Obviously, here the tone was slightly different. And so was the outcome.

Here comes my behavioural science lesson

I bought my B12 supplements and have been taking them every day without fail for the past 2 months.

I created a habit

As with the vitamin D bottle, I tried to prime myself and create a habit. I placed the bottle of pills on the kitchen counter and aimed to form a habit of taking them every day after lunch.

I had a clear goal

I decided there was a need for an experiment. I could have gone to the doctor straight away, but instead, ever the scientist, I wanted to see if indeed I was suffering from pernicious anaemia or whether I wasn’t actually eating enough B12-rich food (which a daily supplement would solve with no problem).

So I decided to take a supplement every day for 2 months and then have another blood test to see if my levels were better. My goal was to understand what was actually going on so I could take appropriate action. That meant taking the supplement every day, otherwise the experiment would be void.

I was shit-scared of what might happen if I don’t take them

Crucially, in this case there was belief. A lot of it. The situation was dire. The levels were red. The doctor urged immediate action.
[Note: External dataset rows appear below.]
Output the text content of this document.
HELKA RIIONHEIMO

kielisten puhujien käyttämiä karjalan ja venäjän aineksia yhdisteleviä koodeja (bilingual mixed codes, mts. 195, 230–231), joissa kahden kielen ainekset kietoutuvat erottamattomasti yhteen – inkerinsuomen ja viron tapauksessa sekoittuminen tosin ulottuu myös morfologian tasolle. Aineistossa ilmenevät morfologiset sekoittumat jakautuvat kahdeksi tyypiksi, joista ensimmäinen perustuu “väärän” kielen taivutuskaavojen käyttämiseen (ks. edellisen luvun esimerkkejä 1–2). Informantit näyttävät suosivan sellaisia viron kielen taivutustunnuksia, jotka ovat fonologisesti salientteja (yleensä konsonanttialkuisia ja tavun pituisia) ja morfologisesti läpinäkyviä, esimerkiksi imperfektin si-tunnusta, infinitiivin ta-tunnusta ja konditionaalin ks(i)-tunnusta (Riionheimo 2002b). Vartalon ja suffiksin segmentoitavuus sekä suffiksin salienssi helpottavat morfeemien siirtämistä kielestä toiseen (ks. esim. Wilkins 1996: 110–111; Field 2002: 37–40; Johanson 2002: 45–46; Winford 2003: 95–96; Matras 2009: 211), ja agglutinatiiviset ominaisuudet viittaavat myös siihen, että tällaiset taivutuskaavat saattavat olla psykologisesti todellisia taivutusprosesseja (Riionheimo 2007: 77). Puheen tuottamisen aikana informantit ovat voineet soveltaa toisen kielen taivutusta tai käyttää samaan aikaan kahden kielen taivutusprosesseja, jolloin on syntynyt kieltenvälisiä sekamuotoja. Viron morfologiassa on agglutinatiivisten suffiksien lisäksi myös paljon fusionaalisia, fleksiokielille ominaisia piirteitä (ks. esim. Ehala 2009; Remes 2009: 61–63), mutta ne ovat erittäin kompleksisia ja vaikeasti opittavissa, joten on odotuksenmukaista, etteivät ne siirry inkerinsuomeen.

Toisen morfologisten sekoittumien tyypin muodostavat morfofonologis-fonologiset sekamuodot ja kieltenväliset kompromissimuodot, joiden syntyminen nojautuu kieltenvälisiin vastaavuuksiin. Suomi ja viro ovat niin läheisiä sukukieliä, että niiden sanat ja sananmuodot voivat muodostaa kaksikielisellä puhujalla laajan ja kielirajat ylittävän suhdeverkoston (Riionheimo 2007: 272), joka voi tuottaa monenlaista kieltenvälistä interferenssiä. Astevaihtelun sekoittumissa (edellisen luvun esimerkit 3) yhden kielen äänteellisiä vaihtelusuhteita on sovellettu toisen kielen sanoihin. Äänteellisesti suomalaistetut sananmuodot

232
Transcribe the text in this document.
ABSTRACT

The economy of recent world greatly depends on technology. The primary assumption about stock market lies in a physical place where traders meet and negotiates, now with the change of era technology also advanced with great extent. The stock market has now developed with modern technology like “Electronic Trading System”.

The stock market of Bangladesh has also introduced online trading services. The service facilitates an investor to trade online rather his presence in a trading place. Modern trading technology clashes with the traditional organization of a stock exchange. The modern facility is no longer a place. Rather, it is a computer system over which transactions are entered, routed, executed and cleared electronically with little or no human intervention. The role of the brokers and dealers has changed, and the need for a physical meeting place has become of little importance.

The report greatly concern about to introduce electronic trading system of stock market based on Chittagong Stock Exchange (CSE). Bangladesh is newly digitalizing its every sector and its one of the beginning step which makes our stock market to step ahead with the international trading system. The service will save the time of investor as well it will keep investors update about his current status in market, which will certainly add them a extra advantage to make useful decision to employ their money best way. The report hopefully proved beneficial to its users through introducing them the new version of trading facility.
I was scared into taking action.

I believed that if I didn’t take action, there would be consequences – bad things would happen. I believed that taking action was important for my health.

So do you have to scare yourself to change behaviour?

Not necessarily. If there is a behaviour you want to change (eg maybe sticking to your yoga self-practice?), you can experiment with creating a habit (eg picking the same time to practice every day) and priming yourself to do it (eg leaving your mat out at night so you see it when you wake up in the morning) – I’ve written about this already here.

But it’s also important to ask yourself why you want to adopt this new behaviour; what will it offer you, how will it make your life better. If you can’t convince yourself that your life will be better or that it’s important to do this then you fall back to habit, and sometimes that just doesn’t work.

And in case you’re wondering

My experiment worked. My vitamin B12 levels are now back to normal. My behaviour change has been reinforced by the results of the blood test, so I continue to take my supplement every day.

What does this have to do with yoga?

Not much really. I got asked to write a post about supplements. I wrote this instead. Perhaps it will be more useful it generally adopting new (and healthy) behaviours. Maybe even a yoga-related behaviour.